A space is made up of many different components all of which contribute to the overall impression. Some key elements in planning and material selections are made early in the project so the earlier you bring your design partner on board, the better their chance to create a cohesive space. For base build items such as flooring for example, there may be a long lead time for delivery so selections are made early yet significantly impact overall colour and material choices. Likewise, size and location of windows can impact what is possible for window treatment choices made further down the track.
Be clear about what you’re looking for
An interior designer’s services may include space planning, material and finishes specifications, kitchen and bathroom design, custom joinery, furniture design and selection, window treatments and lighting. Qualifications, experience and business focus vary widely across the sector so ensure there is a good fit between what you want and what is on offer. Putting thought into your project at the start could save you time, stress and money later. What do you want to achieve from your interior design project? How does the space relate to other rooms in your house? What’s your budget and timeframe? One way of collating all your ideas is in a Design Brief. We’ve developed a handy guide “12 Top Tips for the Ideal Interior Design Brief” including the template we use for our clients, which you may find helpful. You can download it here.
Use your networks
Ask friends, family or work colleagues for recommendations. As well as physically looking at their revamped spaces, ask them about the process they went through with their designer. What was the relationship like? Did the designer listen to them or dictate their style on the project? Was the project completed on time, within budget and do they still love their space?
An online search for interior designers will provide you with plenty of choice. Being clear about what you are looking for in an interior designer will help you whittle down the options. Visit various interior designers’ websites, review their portfolios; do you like their work, is it varied or does every project seem to have a similar style? This is fine if it’s the style you’re looking for, not so good if it isn’t! What’s their background and experience, what do their clients say, are they professionally trained, are they members of any professional organisations? Also take a look at their social media presence to help you get an idea of what they are like and how they work. You’re likely to get a better feel for them as a person on social media, with candid shots of work in process and direct comments from the designer. By this stage, you should have a short-list of around 3-4 potential interior designers.

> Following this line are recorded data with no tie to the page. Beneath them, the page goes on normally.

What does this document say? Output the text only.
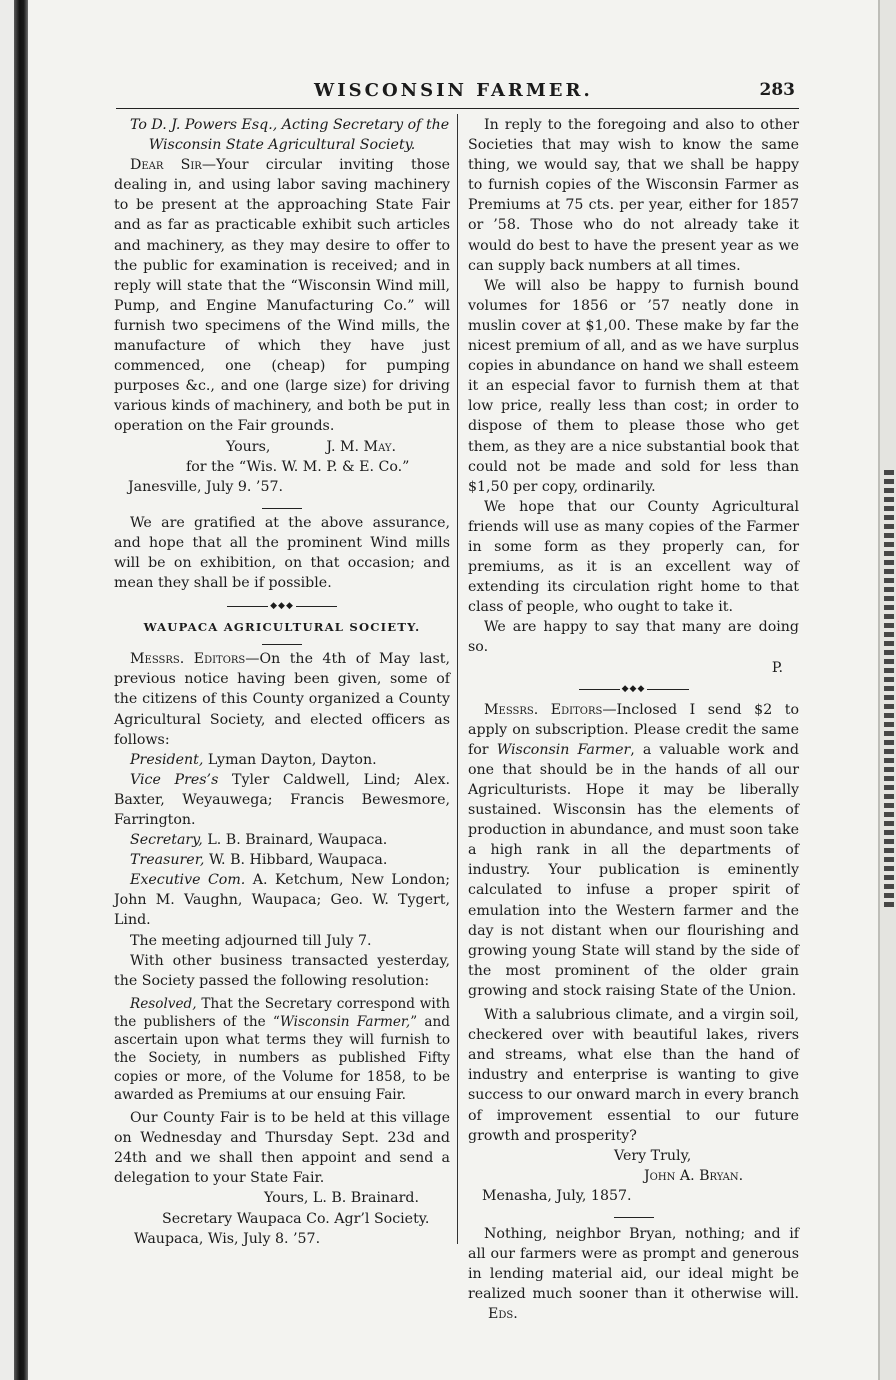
WISCONSIN FARMER.	283

To D. J. Powers Esq., Acting Secretary of the

Wisconsin State Agricultural Society.

Dear Sir—Your circular inviting those dealing in, and using labor saving machinery to be present at the approaching State Fair and as far as practicable exhibit such articles and machinery, as they may desire to offer to the public for examination is received; and in reply will state that the “Wisconsin Wind mill, Pump, and Engine Manufacturing Co.” will furnish two specimens of the Wind mills, the manufacture of which they have just commenced, one (cheap) for pumping purposes &c., and one (large size) for driving various kinds of machinery, and both be put in operation on the Fair grounds.

Yours,	J. M. May.

for the “Wis. W. M. P. & E. Co.”

Janesville, July 9. ’57.

We are gratified at the above assurance, and hope that all the prominent Wind mills will be on exhibition, on that occasion; and mean they shall be if possible.

◆◆◆

WAUPACA AGRICULTURAL SOCIETY.

Messrs. Editors—On the 4th of May last, previous notice having been given, some of the citizens of this County organized a County Agricultural Society, and elected officers as follows:

President, Lyman Dayton, Dayton.

Vice Pres’s Tyler Caldwell, Lind; Alex. Baxter, Weyauwega; Francis Bewesmore, Farrington.

Secretary, L. B. Brainard, Waupaca.

Treasurer, W. B. Hibbard, Waupaca.

Executive Com. A. Ketchum, New London; John M. Vaughn, Waupaca; Geo. W. Tygert, Lind.

The meeting adjourned till July 7.

With other business transacted yesterday, the Society passed the following resolution:

Resolved, That the Secretary correspond with the publishers of the “Wisconsin Farmer,” and ascertain upon what terms they will furnish to the Society, in numbers as published Fifty copies or more, of the Volume for 1858, to be awarded as Premiums at our ensuing Fair.

Our County Fair is to be held at this village on Wednesday and Thursday Sept. 23d and 24th and we shall then appoint and send a delegation to your State Fair.

Yours, L. B. Brainard.

Secretary Waupaca Co. Agr’l Society.

Waupaca, Wis, July 8. ’57.

In reply to the foregoing and also to other Societies that may wish to know the same thing, we would say, that we shall be happy to furnish copies of the Wisconsin Farmer as Premiums at 75 cts. per year, either for 1857 or ’58. Those who do not already take it would do best to have the present year as we can supply back numbers at all times.

We will also be happy to furnish bound volumes for 1856 or ’57 neatly done in muslin cover at $1,00. These make by far the nicest premium of all, and as we have surplus copies in abundance on hand we shall esteem it an especial favor to furnish them at that low price, really less than cost; in order to dispose of them to please those who get them, as they are a nice substantial book that could not be made and sold for less than $1,50 per copy, ordinarily.

We hope that our County Agricultural friends will use as many copies of the Farmer in some form as they properly can, for premiums, as it is an excellent way of extending its circulation right home to that class of people, who ought to take it.

We are happy to say that many are doing so.

P.

◆◆◆

Messrs. Editors—Inclosed I send $2 to apply on subscription. Please credit the same for Wisconsin Farmer, a valuable work and one that should be in the hands of all our Agriculturists. Hope it may be liberally sustained. Wisconsin has the elements of production in abundance, and must soon take a high rank in all the departments of industry. Your publication is eminently calculated to infuse a proper spirit of emulation into the Western farmer and the day is not distant when our flourishing and growing young State will stand by the side of the most prominent of the older grain growing and stock raising State of the Union.

With a salubrious climate, and a virgin soil, checkered over with beautiful lakes, rivers and streams, what else than the hand of industry and enterprise is wanting to give success to our onward march in every branch of improvement essential to our future growth and prosperity?

Very Truly,

John A. Bryan.

Menasha, July, 1857.

Nothing, neighbor Bryan, nothing; and if all our farmers were as prompt and generous in lending material aid, our ideal might be realized much sooner than it otherwise will.Eds.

Get to know your prospective interior designer
We recommend you start with a phone call rather than email, this will speed up the process. Have your Design Brief handy so you are clear about what you want from your interior designer. And be honest about your expectations, timeframe and budget so that the interior designer has a genuine understanding of your project requirements. You’re going to be partners in this project so it’s important that you have a good working relationship.
Having done the background work and spoken to some designers you are likely to have a front runner. Visit them in their office environment and get a feel for how they work, do you actually like them?! Note how they approach the conversation, do they ask lots of questions, are they enthusiastic, engaged and genuinely interested in your ideas? If your face-to-face meeting confirms your choice, set up a time for them to visit the project’s space.

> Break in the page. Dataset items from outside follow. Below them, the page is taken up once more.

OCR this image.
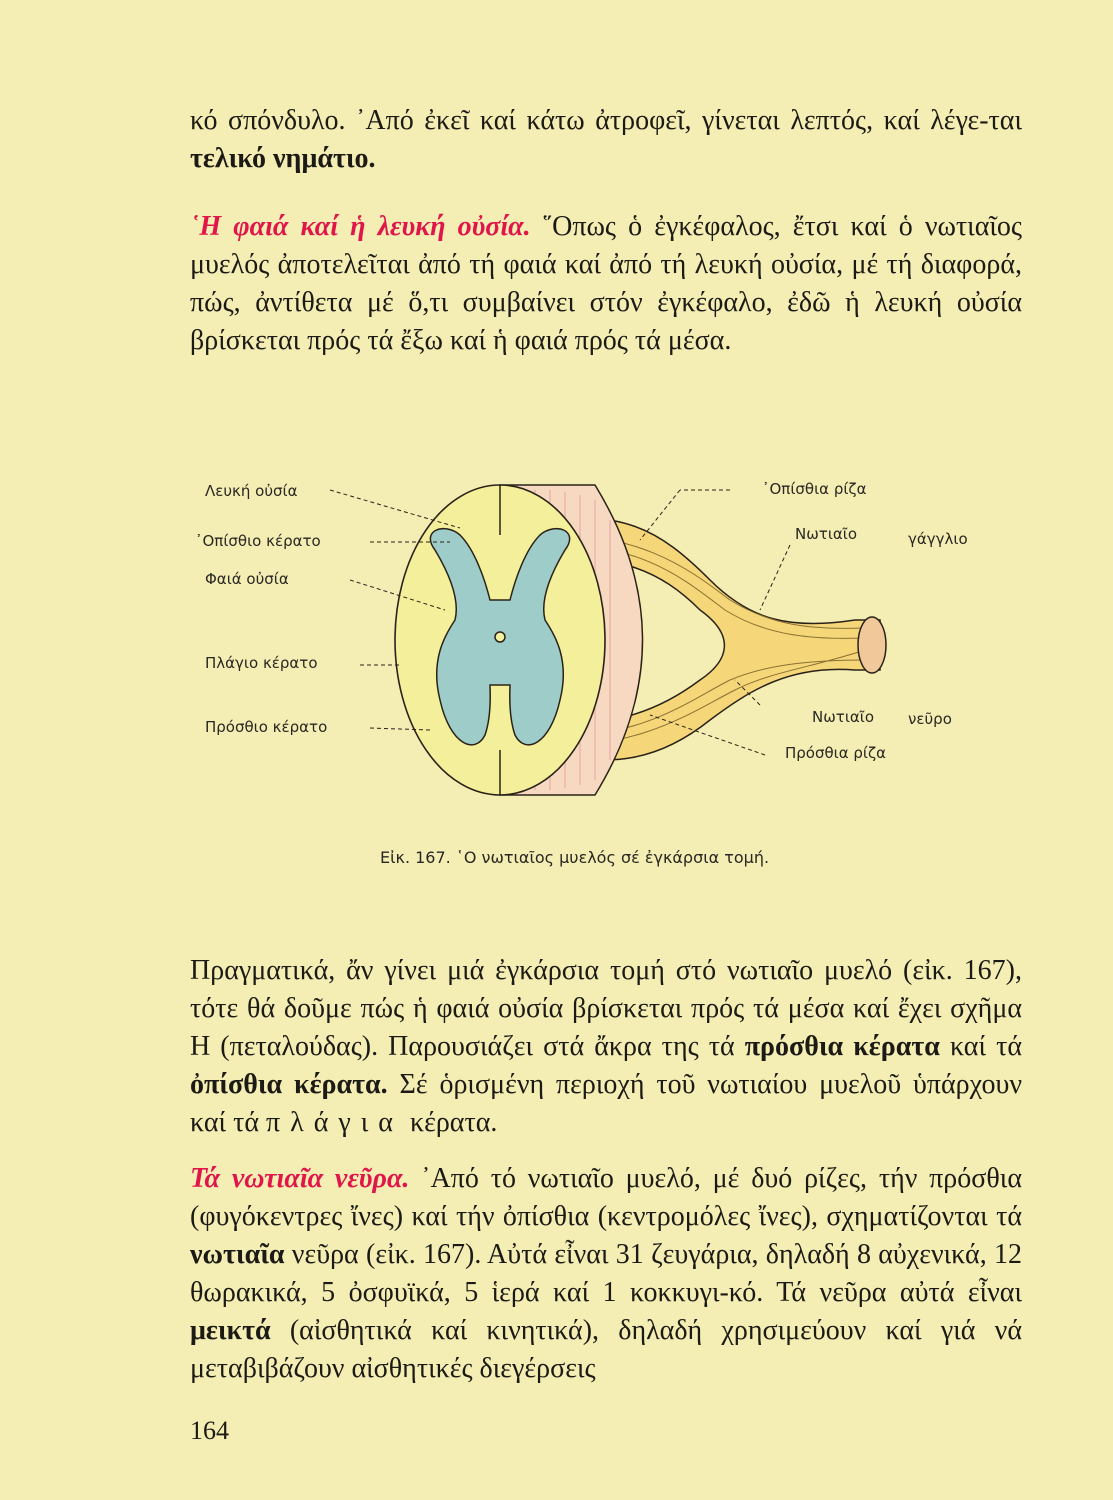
κό σπόνδυλο. ᾿Από ἐκεῖ καί κάτω ἀτροφεῖ, γίνεται λεπτός, καί λέγε-ται τελικό νημάτιο.

῾Η φαιά καί ἡ λευκή οὐσία. ῞Οπως ὁ ἐγκέφαλος, ἔτσι καί ὁ νωτιαῖος μυελός ἀποτελεῖται ἀπό τή φαιά καί ἀπό τή λευκή οὐσία, μέ τή διαφορά, πώς, ἀντίθετα μέ ὅ,τι συμβαίνει στόν ἐγκέφαλο, ἐδῶ ἡ λευκή οὐσία βρίσκεται πρός τά ἔξω καί ἡ φαιά πρός τά μέσα.

Λευκή οὐσία

᾿Οπίσθιο κέρατο

Φαιά οὐσία

Πλάγιο κέρατο

Πρόσθιο κέρατο

᾿Οπίσθια ρίζα

Νωτιαῖο	γάγγλιο

Νωτιαῖο νεῦρο

Πρόσθια ρίζα

Εἰκ. 167. ῾Ο νωτιαῖος μυελός σέ ἐγκάρσια τομή.

Πραγματικά, ἄν γίνει μιά ἐγκάρσια τομή στό νωτιαῖο μυελό (εἰκ. 167), τότε θά δοῦμε πώς ἡ φαιά οὐσία βρίσκεται πρός τά μέσα καί ἔχει σχῆμα Η (πεταλούδας). Παρουσιάζει στά ἄκρα της τά πρόσθια κέρατα καί τά ὀπίσθια κέρατα. Σέ ὁρισμένη περιοχή τοῦ νωτιαίου μυελοῦ ὑπάρχουν καί τά πλάγια κέρατα.

Τά νωτιαῖα νεῦρα. ᾿Από τό νωτιαῖο μυελό, μέ δυό ρίζες, τήν πρόσθια (φυγόκεντρες ἴνες) καί τήν ὀπίσθια (κεντρομόλες ἴνες), σχηματίζονται τά νωτιαῖα νεῦρα (εἰκ. 167). Αὐτά εἶναι 31 ζευγάρια, δηλαδή 8 αὐχενικά, 12 θωρακικά, 5 ὀσφυϊκά, 5 ἱερά καί 1 κοκκυγι-κό. Τά νεῦρα αὐτά εἶναι μεικτά (αἰσθητικά καί κινητικά), δηλαδή χρησιμεύουν καί γιά νά μεταβιβάζουν αἰσθητικές διεγέρσεις

164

Your prospective interior design partner should now have everything they need to provide you with a written Project Proposal. Agree a date for submission of the proposal but don’t expect design ideas at this stage. The proposal should be broken down into the different stages of the design process and include fees at each stage. It should provide a “reverse brief”, summarising your designer’s understanding of your requirements and be clear about what they will deliver for you. Finally, when considering time, budget and quality you can realistically only have two. So please be wary of any interior designer who promises all three (tight timeframe, superior quality and low budget). You’re likely to be disappointed.
Trust, mutual respect and good communication is imperative for a positive result. The right interior designer will help you create a space that works well, looks great and makes you feel good for years to come.